Entry Into Union
As in most sub-Saharan African societies, marriage in Senegal involves more than only the bride and groom, but also their families and kinships. It is a multistage process generally sealed with the payment of dowry in the form of cash, cattle, and other goods of a symbolic nature. Often, however, dowry payment may be made by installments before and after the spouses have started living together (Meekers 1992). In low-income families, such as those living in rural Senegal, dowry payment may involve saving over several years on cash earned from farming activities. With irregularities in rainfall, many young males from rural areas migrate to town to search for employment opportunities that would allow them to meet rising dowry levels.
Marriage is almost universal in Senegal. All nationally representative demographic surveys conducted since the 1980s have consistently shown that more than 90 percent of women get married by the age of fifty. Less than 1 percent of women remain single by the time they are fifty years old (Ndiaye et al. 1997).
Women usually enter marriage at a young age. The median age at first marriage for the late 1990s was estimated at eighteen years, which means that more than half of the women within the reproductive ages (fifteen to forty-nine years) marry by the time they are eighteen years of age (Ndiaye et al. 1997). In certain ethnic groups such as the Tukuler and Peulh of North and East Senegal, parents often give away their daughters for marriage when they are as young as eight to twelve. In such instances, sexual intercourse may occur several years after the marriage has been celebrated. This practice of early marriage is sustained by the need to reduce financial burden on the family (through dowry for the bride's family), strengthen ties between the families involved, and ensure that the young bride is a virgin.
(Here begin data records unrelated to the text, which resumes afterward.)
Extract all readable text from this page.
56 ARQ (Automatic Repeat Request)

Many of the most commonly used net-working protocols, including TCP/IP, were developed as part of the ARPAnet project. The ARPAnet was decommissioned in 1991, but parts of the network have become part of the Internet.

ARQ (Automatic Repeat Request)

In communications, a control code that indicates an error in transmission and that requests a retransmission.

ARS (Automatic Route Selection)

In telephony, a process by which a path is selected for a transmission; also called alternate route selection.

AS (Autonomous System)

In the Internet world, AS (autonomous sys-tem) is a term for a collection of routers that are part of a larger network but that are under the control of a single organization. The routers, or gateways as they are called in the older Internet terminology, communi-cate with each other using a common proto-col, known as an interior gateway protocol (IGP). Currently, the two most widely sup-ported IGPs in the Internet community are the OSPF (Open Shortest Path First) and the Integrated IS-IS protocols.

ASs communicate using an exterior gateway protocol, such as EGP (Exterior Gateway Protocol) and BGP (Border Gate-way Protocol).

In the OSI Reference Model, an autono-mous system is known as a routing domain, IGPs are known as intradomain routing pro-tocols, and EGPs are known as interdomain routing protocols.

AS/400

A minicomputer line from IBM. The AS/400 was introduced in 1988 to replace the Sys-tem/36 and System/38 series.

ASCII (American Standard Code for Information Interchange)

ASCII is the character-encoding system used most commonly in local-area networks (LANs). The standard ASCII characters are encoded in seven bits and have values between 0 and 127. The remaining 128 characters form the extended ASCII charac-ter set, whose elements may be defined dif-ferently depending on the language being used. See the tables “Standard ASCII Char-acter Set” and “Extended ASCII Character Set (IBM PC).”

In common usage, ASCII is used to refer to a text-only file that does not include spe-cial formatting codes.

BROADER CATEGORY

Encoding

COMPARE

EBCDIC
The age gaps between husbands and wives is usually large. An in-depth study of the Senegalese marriage market shows that, on average, husbands are eight years older than their wives (Diop 1980). Given that younger generations in developing countries such as Senegal are always larger than the older ones, the age gaps imply that the number of potential brides is always larger than the number of grooms. These mismatches sustain the practice of endogamy and polygamy because celibacy is not socially accepted.